We perceive no invasion upon the general law, which is the only ‘regulation’ authorized for state licensed contractors, by a prosecution for failure to pay a business license tax, as no such invasion would be present in a proseuction of a state licensed contractor for violation of a municipal ordinance prohibiting the blocking of streets with trucks, barriers or other paraphernalia used in the contracting business, without first obtaining a permit from the municipality so to do, or of a state licensed contractor who established and conducted his business in violation of a municipal ordinance, restricting the area to single family residences.

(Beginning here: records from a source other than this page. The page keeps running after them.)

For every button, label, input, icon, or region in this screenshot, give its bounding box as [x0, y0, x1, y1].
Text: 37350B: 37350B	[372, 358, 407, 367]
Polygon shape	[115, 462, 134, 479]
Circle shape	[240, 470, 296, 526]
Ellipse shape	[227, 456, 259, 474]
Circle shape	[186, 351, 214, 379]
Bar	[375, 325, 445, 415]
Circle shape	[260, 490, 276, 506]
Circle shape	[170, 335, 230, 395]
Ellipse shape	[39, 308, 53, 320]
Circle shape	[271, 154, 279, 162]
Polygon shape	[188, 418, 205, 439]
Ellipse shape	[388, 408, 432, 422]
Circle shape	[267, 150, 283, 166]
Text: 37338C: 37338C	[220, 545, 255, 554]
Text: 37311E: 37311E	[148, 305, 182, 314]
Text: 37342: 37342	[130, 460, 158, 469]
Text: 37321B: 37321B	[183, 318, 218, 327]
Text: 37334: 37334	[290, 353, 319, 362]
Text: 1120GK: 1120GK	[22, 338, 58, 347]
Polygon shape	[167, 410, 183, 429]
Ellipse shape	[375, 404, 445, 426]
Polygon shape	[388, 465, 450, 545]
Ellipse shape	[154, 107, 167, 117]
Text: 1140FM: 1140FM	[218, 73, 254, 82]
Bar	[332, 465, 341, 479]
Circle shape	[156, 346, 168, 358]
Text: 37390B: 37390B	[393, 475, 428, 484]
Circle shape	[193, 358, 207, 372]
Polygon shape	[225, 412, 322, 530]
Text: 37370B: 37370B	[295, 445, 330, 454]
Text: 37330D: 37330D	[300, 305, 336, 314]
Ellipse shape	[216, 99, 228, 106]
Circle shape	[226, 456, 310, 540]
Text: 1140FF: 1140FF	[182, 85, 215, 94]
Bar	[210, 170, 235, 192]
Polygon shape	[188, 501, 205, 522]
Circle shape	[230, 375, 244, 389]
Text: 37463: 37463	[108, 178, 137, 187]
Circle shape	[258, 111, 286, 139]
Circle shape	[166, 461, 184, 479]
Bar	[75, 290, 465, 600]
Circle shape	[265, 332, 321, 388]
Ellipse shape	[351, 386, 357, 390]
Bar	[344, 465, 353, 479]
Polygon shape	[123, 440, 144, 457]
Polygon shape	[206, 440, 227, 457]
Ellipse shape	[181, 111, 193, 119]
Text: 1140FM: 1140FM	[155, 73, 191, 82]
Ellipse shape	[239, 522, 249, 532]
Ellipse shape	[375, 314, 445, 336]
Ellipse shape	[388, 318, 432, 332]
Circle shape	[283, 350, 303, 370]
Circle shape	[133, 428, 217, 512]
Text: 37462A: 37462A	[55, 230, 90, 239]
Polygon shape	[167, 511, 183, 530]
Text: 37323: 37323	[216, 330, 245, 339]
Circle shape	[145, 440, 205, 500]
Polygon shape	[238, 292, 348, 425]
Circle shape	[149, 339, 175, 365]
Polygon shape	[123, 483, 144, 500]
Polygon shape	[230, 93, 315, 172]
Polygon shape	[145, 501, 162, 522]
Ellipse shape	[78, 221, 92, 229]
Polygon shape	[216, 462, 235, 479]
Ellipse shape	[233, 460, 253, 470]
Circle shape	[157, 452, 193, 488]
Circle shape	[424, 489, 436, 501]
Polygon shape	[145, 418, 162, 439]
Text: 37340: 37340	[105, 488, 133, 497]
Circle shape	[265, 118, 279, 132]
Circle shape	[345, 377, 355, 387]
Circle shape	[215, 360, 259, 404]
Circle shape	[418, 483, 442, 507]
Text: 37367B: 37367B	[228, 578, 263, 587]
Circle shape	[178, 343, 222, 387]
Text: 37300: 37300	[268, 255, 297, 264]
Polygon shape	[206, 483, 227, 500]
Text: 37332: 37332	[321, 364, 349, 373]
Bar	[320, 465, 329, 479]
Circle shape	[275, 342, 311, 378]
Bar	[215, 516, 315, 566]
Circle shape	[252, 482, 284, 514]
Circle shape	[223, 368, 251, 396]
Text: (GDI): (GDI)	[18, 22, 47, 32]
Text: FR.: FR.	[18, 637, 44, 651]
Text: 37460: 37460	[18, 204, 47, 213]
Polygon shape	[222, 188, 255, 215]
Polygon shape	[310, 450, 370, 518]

And finally, an unbroken line of decisions in this state has consistently sustained the power of municipalities to impose business license taxes for revenue purposes, and making the violation thereof a misdemeanor. Among such cases, see City of Los Angeles v. Belridge Oil Co., 42 Cal.2d 823, 271 P.2d 5; City of Los Angeles v. Rancho Homes, Inc., supra; In re Nowak, supra; In re Galusha, supra; Ex parte Braun, supra; City of Los Angeles v. Southern Pacific Railroad Co., 61 Cal. 59; Rexall Drug Co. v. Petersen, 113 Cal.App.2d 528, 248 P.2d 433; Franklin v. Peterson, supra.
For the foregoing reasons, the judgment is affirmed.
WHITE, Presiding Justice.
FOURT, J., and DRAPEAU, J., pro tem., concur.